By: Adisti Sukma Sawitri


Date: 21 February 2017


Source: The Jakarta Post


The government has made a bold move with its plan to grant people wider access to land under its agrarian reform.


More than 9 million hectares, comprising roughly 4.5 million hectares of degraded forest and 4.5 million ha of uncertified plots, will be owned by citizens under land objects for agrarian reform (TORA), while another 12.7 million ha will be managed by indigenous people.


The government has introduced the land reform as part of its equity policy, which aims to ensure equal access to land, infrastructure and basic services and reduce widening inequality.
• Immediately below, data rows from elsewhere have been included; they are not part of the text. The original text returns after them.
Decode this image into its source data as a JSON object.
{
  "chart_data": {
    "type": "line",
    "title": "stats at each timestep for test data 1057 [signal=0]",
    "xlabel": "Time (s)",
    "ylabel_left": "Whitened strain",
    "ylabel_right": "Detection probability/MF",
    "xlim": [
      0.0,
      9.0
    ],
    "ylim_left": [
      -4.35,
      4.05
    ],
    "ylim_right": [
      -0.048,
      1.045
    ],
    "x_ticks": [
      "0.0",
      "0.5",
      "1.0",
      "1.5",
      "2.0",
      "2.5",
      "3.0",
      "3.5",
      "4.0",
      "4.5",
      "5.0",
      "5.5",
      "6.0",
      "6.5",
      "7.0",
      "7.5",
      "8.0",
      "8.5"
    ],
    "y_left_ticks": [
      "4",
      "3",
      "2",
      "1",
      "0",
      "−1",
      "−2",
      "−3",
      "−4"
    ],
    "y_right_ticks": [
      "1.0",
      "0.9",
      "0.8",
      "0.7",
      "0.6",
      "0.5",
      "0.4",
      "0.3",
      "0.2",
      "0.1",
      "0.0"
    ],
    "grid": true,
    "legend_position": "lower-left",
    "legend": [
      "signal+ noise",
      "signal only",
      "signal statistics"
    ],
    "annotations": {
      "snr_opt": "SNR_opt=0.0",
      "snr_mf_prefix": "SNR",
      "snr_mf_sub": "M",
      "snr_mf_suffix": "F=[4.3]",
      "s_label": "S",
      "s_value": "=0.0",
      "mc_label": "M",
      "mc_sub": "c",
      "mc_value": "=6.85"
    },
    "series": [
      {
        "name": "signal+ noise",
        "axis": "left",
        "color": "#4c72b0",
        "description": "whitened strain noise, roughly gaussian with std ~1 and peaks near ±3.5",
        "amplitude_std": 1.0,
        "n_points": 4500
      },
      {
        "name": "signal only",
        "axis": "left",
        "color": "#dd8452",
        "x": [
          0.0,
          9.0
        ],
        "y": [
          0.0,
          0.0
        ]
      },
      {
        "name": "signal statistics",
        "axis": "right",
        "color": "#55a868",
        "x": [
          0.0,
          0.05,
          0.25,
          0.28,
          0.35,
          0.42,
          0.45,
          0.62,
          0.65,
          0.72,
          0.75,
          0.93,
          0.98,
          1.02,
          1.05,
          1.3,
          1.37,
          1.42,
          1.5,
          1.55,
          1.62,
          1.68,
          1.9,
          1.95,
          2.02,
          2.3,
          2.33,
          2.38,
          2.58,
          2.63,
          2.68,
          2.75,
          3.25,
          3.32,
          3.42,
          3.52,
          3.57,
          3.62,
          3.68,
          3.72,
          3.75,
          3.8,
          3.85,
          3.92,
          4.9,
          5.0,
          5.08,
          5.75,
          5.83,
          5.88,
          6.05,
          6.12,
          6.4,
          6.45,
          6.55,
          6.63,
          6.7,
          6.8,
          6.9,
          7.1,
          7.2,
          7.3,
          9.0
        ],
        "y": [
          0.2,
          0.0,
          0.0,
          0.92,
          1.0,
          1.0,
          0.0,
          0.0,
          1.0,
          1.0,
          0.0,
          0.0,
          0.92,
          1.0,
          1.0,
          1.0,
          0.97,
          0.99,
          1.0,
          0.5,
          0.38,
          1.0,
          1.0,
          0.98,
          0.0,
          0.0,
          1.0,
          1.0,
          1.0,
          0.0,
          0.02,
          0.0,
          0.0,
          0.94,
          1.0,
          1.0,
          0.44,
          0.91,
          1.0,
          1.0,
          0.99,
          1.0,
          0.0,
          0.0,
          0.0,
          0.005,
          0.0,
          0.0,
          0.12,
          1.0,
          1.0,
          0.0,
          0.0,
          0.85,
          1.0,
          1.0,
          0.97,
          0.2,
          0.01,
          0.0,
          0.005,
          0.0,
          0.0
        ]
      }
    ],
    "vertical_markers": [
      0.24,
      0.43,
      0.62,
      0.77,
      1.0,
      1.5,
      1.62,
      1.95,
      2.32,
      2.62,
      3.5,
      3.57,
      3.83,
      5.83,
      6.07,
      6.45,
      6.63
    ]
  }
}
While the plan may gain nods from development economists and proponents of a welfare state, a closer look at the program is necessary to avoid failures of past agrarian policies.


Indonesia has seen a long record of land conflicts and citizens deprived of the rights to their land in favor of the rise of the plantation and mining sectors.


As most land gained state forest status during Soeharto’s New Order, logging and mining exploitation became rampant during the authoritarian regime. The military, as virtual guardians of the state forests, together with exclusive concessions to businesses became the pillars of natural resource management. Those living inside and around the forests were excluded.


There was no distribution of wealth as taxes, forest product fees and charges amounted to only a small part of profits secured in the exploitation. And under the centralized system, the revenues went mostly to the central government in Java.


Decentralization and regional autonomy in the post-Soeharto era have led to a commodity boom, which vaulted the country as the world’s largest producer of palm oil.


But despite Indonesia benefiting from strong economic growth and becoming resilient to global economic crises, people continued to be evicted from their lands.


The complex concession mechanism, in which local administrations and the central government jointly hold the authority to issue permits, further pushed deforestation and land expansion upward, as regional heads and ministries separately granted land and business concessions, instead of coordinating with each other before issuing a permit.


The poor resource management was partly responsible for the massive annual forest fires that sent haze across the region.


The new TORA reform policy should serve as momentum for a new paradigm that puts people and sustainability as its main principles, leaving behind exploitative, myopic forestry management in the past.


It should streamline the complexity of the land tenure system, acknowledging and protecting people’s rights and ending past conflicts while mitigating future ones.


The police and the military that have been guarding the interests of state and company concessions now should in turn use the law to protect the people.


The private sector, which has been playing a pivotal role in plantations, is also subject to reform. Companies should respect residents’ right to their land and treat them as partners in achieving common welfare.


The global recession and the recent trend of populism emerging across the West have shown that the economic growth strategy that leaves people behind is not sustainable.


The Indonesian experience tells the same story. Led by market forces, the private sector in a plantation economy would lead to monoculture that, if left unsupervised, would be detrimental to people and the environment, which would eventually hurt businesses.


Aside from the forest fires that peaked in 2015, the country has seen the overexpansion of oil palm plantations, leading to oversupply and plunging prices. Better business practices and downstreaming the industry is inevitable if the industry wants to stay for the long run.


Toward the downfall of Soeharto in 1998, a massive expansion of rice fields under Program Lahan Gambut (PLG, peatland program), which had converted 1 million hectares of peat forests in Central Kalimantan to feed domestic dependence on the crop, also led to one of the country’s worst forest fires.


Under the strong support of law enforcement, the government, firms and the people should work together.


Low productivity, as the result of low skill among farmers, has been a major problem in the agriculture and plantation sector. As people begin to embrace their land tenure in the latest agrarian reform, they will need assistance from the government and the companies on how to attain necessary skills and loans to cultivate their land.


A set of land taxes, including progressive tax and capital gain tax, are in the pipeline to prevent brokering and speculation to resell plots in the TORA program. But will these planned measures prevent the transfer of ownership from the people to businesses? If people are left untrained, they will eventually give up the land to avoid paying taxes.


The agrarian reform should not be meant as another charity program that helps people only in the short run but keeps them poor in the long run. Hence, building a partnership to empower farmers is critical in the program.


The abundant experience and technology of today provide the government with innovations necessary in the reform. With stronger government and law enforcement than ever, it is surely possible.


As a forester by training and former agroforestry entrepreneur, President Joko “Jokowi” Widodo knows about these problems all too well.


All now goes down to the classic question: Is the government willing to remain committed to its people?